Showing posts with label routine. Show all posts
Showing posts with label routine. Show all posts

Monday, August 25, 2025

The three mornings a week I don't exercise are as valuable as the four I do


This guy is a good example of how happy I am in the morning
on my "off" days.


As a creature of habit, I follow essentially the same morning schedule most of the time,

Two days a week, I go for a brisk 2.3-mile walk.

Two other days a week, I strength train in our home gym (upper body one day, lower body the other).

The remaining three days are "rest days," at least as far as intense physical activity goes. Those are the days when instead I exercise my mind.

And I so look forward to them.

I enjoy sitting at the kitchen table doing my New York Times puzzles, playing games on my phone, and catching up on the news. It's a fun way to spend those first couple hours of the day, and it gets me mentally ready for work or whatever else I have to do.

It also allows my body to recover from the relative pounding it takes walking on hard asphalt and slinging around heavy (heavy for me, anyway) weights in the basement.

Going to bed the previous night knowing that in 7 or 8 hours I'll be trying to figure out the Wordle or playing solitaire on my phone, rather than sweating through my shirt, is a good feeling.

Don't get me wrong. It's not like I don't want to exercise.

It's just that, much as even the most satisfied employee welcomes the weekend, recovery days are a good way to break up the demands of physical activity. They are always well received.

Because I tend to like order and routine, those off days are still somewhat regimented. After I feed the cats, get them fresh water, and scoop out their litter boxes, I make myself a cup of coffee, sit down at the kitchen table, and do the following things in the following order on my phone:

  • Play Wordle (I do OK)
  • Play Connections (usually perfect, but not always)
  • Play Strands (my strongest puzzle)
  • Play Mini (my weakest puzzle)
  • Play solitaire until I "beat" the game
  • Play Yahtzee until I score a combined 750 points over three successive games (this can sometimes take a while)
  • Read my news digest emails, including the 1440 (highly recommended), the Cleveland Plain Dealer's "Wakeup", and my customized Google News update
Only after all of those things are completed do I make myself some breakfast, eat, wash my dishes, and head to the shower to get ready for the day.

As I type this, tomorrow is one of these off days.

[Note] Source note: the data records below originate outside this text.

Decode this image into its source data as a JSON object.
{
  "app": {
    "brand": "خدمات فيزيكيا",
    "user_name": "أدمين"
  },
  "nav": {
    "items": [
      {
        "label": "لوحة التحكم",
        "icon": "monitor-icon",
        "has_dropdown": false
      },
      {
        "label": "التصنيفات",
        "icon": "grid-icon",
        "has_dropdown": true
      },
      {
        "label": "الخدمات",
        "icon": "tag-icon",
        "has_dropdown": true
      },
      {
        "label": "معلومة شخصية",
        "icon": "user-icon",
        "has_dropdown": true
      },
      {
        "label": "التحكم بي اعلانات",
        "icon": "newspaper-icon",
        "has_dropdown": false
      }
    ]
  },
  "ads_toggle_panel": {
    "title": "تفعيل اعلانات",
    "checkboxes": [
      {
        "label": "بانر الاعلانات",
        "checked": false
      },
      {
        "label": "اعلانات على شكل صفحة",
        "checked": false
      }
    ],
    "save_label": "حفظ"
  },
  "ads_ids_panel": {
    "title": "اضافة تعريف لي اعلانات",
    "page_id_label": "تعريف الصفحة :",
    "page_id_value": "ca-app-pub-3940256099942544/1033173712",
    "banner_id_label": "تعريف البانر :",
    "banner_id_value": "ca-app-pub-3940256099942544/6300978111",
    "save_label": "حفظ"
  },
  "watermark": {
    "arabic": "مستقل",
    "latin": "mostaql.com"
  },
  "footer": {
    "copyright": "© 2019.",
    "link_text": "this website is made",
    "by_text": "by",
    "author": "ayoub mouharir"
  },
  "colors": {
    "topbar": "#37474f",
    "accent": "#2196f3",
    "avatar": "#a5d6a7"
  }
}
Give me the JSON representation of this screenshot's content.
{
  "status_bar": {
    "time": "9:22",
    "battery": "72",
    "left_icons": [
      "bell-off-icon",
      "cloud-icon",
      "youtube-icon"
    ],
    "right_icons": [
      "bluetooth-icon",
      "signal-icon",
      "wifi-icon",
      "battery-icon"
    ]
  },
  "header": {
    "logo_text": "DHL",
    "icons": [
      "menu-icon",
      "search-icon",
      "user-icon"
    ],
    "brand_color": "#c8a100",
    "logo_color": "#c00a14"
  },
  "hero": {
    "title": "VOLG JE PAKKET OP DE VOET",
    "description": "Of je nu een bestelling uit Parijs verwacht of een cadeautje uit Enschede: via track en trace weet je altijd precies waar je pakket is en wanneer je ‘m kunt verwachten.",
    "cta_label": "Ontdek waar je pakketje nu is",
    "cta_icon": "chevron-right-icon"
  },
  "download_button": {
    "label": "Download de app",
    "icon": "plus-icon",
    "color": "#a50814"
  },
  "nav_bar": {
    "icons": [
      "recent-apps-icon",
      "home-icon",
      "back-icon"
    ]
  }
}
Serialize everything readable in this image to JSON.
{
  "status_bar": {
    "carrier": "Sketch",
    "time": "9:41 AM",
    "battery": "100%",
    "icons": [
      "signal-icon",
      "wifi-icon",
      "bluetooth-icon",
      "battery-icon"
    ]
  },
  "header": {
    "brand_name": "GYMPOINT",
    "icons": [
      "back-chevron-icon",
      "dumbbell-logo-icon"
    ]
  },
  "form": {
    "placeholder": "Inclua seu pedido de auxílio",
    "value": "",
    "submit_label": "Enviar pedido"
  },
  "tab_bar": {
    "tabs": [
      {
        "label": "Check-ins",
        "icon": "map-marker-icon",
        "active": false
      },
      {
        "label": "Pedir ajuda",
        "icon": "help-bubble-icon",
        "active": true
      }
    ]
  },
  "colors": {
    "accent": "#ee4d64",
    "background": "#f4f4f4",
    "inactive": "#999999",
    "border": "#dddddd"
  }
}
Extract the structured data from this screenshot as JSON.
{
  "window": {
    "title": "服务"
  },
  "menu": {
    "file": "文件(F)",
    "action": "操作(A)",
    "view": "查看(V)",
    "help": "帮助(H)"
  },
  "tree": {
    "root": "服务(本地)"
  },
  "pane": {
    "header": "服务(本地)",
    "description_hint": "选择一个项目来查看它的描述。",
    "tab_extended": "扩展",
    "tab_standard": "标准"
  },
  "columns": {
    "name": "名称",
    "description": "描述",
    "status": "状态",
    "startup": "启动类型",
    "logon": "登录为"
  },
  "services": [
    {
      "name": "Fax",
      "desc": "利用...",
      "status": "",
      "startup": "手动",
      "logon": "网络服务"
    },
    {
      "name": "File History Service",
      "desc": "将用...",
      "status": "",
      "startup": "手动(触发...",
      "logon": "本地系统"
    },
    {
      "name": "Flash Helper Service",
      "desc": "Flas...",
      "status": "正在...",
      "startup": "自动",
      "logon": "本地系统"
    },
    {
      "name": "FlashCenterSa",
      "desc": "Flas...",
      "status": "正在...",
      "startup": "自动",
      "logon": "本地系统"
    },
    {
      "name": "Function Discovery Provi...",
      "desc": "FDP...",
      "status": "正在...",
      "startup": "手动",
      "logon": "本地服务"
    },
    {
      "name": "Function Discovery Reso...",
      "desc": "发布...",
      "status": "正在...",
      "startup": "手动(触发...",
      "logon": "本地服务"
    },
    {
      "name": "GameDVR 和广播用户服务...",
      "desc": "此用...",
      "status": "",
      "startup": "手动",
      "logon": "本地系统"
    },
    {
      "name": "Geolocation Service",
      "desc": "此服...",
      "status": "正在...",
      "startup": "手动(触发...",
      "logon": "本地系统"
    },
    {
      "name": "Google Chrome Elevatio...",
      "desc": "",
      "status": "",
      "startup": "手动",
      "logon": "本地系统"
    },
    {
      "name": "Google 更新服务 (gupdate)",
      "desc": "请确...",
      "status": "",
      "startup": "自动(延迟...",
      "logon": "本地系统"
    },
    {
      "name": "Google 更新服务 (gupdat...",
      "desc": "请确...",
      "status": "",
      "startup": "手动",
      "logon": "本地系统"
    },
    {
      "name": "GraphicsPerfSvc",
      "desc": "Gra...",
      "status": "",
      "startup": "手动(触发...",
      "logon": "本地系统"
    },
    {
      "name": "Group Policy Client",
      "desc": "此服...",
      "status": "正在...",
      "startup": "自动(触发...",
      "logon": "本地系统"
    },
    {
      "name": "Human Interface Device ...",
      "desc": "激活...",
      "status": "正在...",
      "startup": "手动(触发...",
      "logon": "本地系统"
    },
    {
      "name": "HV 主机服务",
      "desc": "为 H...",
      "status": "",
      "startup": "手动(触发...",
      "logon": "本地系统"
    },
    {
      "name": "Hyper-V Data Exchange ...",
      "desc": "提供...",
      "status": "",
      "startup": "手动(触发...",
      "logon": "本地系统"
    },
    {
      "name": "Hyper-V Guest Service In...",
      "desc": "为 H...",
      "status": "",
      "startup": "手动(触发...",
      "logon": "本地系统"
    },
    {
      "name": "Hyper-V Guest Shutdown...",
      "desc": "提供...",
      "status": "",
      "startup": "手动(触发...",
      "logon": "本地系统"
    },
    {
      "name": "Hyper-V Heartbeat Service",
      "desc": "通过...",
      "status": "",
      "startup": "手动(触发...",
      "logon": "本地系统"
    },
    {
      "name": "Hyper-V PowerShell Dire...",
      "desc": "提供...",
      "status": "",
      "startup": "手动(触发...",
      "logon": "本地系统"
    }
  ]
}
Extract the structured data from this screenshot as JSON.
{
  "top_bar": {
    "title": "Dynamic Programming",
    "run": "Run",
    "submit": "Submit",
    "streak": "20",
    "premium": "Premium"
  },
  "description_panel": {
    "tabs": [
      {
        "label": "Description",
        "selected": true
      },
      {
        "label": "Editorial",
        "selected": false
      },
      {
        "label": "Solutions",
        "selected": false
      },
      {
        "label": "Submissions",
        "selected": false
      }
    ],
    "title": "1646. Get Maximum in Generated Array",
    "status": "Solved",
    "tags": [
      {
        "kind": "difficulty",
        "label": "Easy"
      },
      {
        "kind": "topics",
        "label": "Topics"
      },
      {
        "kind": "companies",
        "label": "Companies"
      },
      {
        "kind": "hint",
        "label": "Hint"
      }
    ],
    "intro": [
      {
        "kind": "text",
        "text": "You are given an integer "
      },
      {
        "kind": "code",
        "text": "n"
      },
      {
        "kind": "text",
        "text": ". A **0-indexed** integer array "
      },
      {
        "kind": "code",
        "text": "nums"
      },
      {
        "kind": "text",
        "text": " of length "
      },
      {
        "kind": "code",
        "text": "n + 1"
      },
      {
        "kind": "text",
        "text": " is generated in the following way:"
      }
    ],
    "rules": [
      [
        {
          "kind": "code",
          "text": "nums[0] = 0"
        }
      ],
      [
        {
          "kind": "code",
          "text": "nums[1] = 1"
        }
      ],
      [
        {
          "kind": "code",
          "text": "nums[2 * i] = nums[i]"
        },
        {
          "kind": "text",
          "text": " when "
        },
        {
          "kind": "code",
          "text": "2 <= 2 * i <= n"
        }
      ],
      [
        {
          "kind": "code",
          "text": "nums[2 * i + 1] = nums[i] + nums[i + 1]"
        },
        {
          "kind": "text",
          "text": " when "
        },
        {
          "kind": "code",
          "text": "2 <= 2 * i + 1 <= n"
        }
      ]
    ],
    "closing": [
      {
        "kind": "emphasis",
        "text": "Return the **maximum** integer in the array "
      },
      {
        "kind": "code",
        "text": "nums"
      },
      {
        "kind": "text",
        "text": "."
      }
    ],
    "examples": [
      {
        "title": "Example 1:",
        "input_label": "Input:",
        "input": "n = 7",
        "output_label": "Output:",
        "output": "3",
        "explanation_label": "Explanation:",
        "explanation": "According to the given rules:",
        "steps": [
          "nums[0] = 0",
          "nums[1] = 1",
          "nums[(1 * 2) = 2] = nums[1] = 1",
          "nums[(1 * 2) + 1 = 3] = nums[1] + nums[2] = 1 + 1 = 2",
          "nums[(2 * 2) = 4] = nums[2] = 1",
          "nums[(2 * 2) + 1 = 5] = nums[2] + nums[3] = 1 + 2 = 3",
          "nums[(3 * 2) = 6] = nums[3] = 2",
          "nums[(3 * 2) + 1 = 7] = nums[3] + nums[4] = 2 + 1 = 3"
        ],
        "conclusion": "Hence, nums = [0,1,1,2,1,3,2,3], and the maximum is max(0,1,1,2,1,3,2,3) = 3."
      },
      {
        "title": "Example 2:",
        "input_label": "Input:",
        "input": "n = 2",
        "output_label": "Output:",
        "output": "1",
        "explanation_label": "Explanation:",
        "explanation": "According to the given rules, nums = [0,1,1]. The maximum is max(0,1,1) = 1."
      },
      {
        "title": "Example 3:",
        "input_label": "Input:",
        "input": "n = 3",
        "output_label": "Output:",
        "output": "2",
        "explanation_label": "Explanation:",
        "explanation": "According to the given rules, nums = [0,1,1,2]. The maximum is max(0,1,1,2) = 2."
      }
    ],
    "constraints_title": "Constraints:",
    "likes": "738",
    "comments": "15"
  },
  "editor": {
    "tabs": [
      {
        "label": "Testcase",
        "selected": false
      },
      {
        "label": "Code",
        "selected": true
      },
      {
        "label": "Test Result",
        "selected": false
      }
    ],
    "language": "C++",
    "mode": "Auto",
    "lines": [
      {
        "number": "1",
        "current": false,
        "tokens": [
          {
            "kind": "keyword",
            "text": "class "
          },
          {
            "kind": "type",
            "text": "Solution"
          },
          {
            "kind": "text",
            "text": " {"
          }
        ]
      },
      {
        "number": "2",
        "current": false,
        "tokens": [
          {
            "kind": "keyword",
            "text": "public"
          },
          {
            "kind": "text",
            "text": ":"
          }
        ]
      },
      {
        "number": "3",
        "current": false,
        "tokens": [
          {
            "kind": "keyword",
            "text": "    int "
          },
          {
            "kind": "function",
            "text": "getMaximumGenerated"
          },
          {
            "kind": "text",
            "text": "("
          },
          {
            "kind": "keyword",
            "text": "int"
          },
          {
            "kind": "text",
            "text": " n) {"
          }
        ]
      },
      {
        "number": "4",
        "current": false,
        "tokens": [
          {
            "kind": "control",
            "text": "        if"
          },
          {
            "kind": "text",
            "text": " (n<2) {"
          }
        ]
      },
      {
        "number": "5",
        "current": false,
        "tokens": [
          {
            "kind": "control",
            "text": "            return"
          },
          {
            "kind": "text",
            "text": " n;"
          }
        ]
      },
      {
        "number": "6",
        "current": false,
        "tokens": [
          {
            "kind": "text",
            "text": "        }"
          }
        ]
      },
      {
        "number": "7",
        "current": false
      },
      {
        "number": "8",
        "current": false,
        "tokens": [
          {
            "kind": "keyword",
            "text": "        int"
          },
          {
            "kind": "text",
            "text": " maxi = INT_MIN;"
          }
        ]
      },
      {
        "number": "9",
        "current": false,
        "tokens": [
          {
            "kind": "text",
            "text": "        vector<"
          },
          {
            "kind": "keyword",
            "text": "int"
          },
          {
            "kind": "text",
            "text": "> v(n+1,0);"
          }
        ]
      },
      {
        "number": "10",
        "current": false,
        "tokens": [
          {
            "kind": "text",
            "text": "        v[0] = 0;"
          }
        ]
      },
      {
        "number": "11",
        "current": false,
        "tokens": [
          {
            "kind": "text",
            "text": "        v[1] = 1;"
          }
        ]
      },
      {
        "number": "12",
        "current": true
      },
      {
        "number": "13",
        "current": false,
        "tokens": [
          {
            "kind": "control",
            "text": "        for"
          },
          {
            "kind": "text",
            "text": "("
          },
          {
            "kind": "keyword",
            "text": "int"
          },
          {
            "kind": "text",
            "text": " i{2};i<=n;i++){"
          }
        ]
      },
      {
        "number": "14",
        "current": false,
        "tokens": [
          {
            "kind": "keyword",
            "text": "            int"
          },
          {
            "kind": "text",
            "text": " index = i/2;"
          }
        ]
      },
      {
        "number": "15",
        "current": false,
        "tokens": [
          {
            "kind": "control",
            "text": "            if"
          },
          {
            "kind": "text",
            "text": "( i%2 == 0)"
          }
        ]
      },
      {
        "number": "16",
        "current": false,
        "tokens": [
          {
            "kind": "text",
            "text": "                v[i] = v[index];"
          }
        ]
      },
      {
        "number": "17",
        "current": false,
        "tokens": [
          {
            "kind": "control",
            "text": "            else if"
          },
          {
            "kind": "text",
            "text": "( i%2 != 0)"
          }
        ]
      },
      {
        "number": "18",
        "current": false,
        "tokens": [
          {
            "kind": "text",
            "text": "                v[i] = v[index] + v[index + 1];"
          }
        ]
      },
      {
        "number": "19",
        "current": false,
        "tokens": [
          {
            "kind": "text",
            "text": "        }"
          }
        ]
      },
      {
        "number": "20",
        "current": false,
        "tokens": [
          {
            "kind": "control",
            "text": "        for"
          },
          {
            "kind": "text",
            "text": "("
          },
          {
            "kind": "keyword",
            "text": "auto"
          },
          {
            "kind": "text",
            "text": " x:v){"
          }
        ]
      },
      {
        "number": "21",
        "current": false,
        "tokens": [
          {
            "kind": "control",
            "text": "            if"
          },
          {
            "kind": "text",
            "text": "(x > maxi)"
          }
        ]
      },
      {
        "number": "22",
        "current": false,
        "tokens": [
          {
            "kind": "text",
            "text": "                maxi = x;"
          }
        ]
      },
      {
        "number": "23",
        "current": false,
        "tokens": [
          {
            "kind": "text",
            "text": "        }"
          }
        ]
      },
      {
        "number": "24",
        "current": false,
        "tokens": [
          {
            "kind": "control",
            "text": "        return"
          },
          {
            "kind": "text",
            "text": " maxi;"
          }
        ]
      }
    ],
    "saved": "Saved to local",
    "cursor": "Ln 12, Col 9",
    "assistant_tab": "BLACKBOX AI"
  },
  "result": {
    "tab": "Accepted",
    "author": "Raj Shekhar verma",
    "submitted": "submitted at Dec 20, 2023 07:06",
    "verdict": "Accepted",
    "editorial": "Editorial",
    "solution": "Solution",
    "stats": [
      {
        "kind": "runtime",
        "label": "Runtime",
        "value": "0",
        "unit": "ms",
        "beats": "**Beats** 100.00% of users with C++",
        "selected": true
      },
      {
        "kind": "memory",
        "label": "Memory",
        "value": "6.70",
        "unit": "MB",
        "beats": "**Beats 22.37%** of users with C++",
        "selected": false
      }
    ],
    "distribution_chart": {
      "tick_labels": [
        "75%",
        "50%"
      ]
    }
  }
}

In just 12 hours I'll be awake and Wordl-ing away.

I can't tell you how excited I am.

Wednesday, July 30, 2025

If you have a basement gym, you might as well use it





Over the last year, I've gotten a lot of mileage here on the blog posting about my adventures at the gym.

I was never a weight lifter until May 2024, when Elissa and Mark bought me four sessions with a trainer named Kirk at Ohio Sports & Fitness (OSF) in Willoughby, Ohio. My knowledge and enjoyment of strength training really blossomed under Kirk's guidance, and I enjoyed working out with him twice a week almost without fail for 13 full months.

As of a month ago, however, I no longer go to OSF, nor is Kirk serving as my trainer. This has nothing to do with the gym or with Kirk. The facility is great with a lot of friendly and very helpful people. As for Kirk, what can I say? He's an amazing personal trainer whose extensive knowledge blends well with his positive personality.

He's a good egg, that Kirk.

No, my disengagement from the gym has nothing to do with them. It was simply a decision I made several weeks ago when I decided I needed to free up some time in my otherwise hectic life (something I mentioned this past Monday in an egregiously gratuitous game show-related post).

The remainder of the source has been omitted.